# Warming up to OCaml through Reinforcement Learning

In this tutorial, you are going to implement a few basic OCaml functions (see section "Student's mission" below) that we will pass in as input to a “reinforcement learning” functor implementing a simple game of tic-tac-toe (see also [full code](https://github.com/ghennequin/pkp-tutorials/blob/master/src/reinforcement_learning.ml)). Thus, most of the logic is already pre-implemented, but you are going to contribute key sub-parts. I'll assume everyone is familiar with tic-tac-toe ─ if not, take 1 min now to play a game with your tutorial buddy.

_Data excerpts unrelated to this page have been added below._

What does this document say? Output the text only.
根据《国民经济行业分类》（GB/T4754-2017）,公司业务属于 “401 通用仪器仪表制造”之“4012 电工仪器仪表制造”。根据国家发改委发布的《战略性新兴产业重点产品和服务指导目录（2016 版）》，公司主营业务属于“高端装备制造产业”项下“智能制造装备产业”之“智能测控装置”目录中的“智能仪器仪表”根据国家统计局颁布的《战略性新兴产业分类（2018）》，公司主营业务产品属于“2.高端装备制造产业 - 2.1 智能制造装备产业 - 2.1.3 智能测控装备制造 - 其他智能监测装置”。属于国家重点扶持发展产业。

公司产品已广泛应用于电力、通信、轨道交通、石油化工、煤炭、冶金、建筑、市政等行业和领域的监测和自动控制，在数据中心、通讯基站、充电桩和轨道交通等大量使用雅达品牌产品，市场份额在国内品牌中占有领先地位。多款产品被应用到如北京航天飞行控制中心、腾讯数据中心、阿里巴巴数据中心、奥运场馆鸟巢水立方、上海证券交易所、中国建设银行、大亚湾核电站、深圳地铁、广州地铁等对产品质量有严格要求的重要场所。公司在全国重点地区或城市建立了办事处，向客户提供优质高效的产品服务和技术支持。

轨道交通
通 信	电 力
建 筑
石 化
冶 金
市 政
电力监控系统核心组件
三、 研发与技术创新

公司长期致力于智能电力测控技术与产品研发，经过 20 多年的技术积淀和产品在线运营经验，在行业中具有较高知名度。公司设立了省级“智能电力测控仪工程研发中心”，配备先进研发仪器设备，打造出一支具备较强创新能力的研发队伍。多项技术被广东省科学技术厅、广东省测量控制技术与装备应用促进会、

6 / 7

Hint: I am not talking about [_that one_](https://www.youtube.com/watch?v=00JwptZb2Wk).

Going through a simple example of RL is a nice way of beginning a neuroscience course, since RL is perhaps one of the most fundamental of all brain computations. Living organisms must learn for themselves how to behave in an environment that can sometimes be rewarding, often hostile, and certainly mysterious (doesn't come with a user manual!). A few basic considerations:

1. No amount of sensory, motor, or memory abilities will ever compensate for poor action selection (or, put it another way, the only reason your brain can interpret your surroundings, drive movement, or memorise stuff is to allow you to choose appropriate actions).
2. Learning to select good actions is difficult, as nobody will ever teach you exactly what to do in every detail ─ btw, that includes me :)
3. Thus, agents must “try things out”, evaluate outcomes in light of the rewards or punishments they receive from the environment, remember (“learn”), and do better next time round. 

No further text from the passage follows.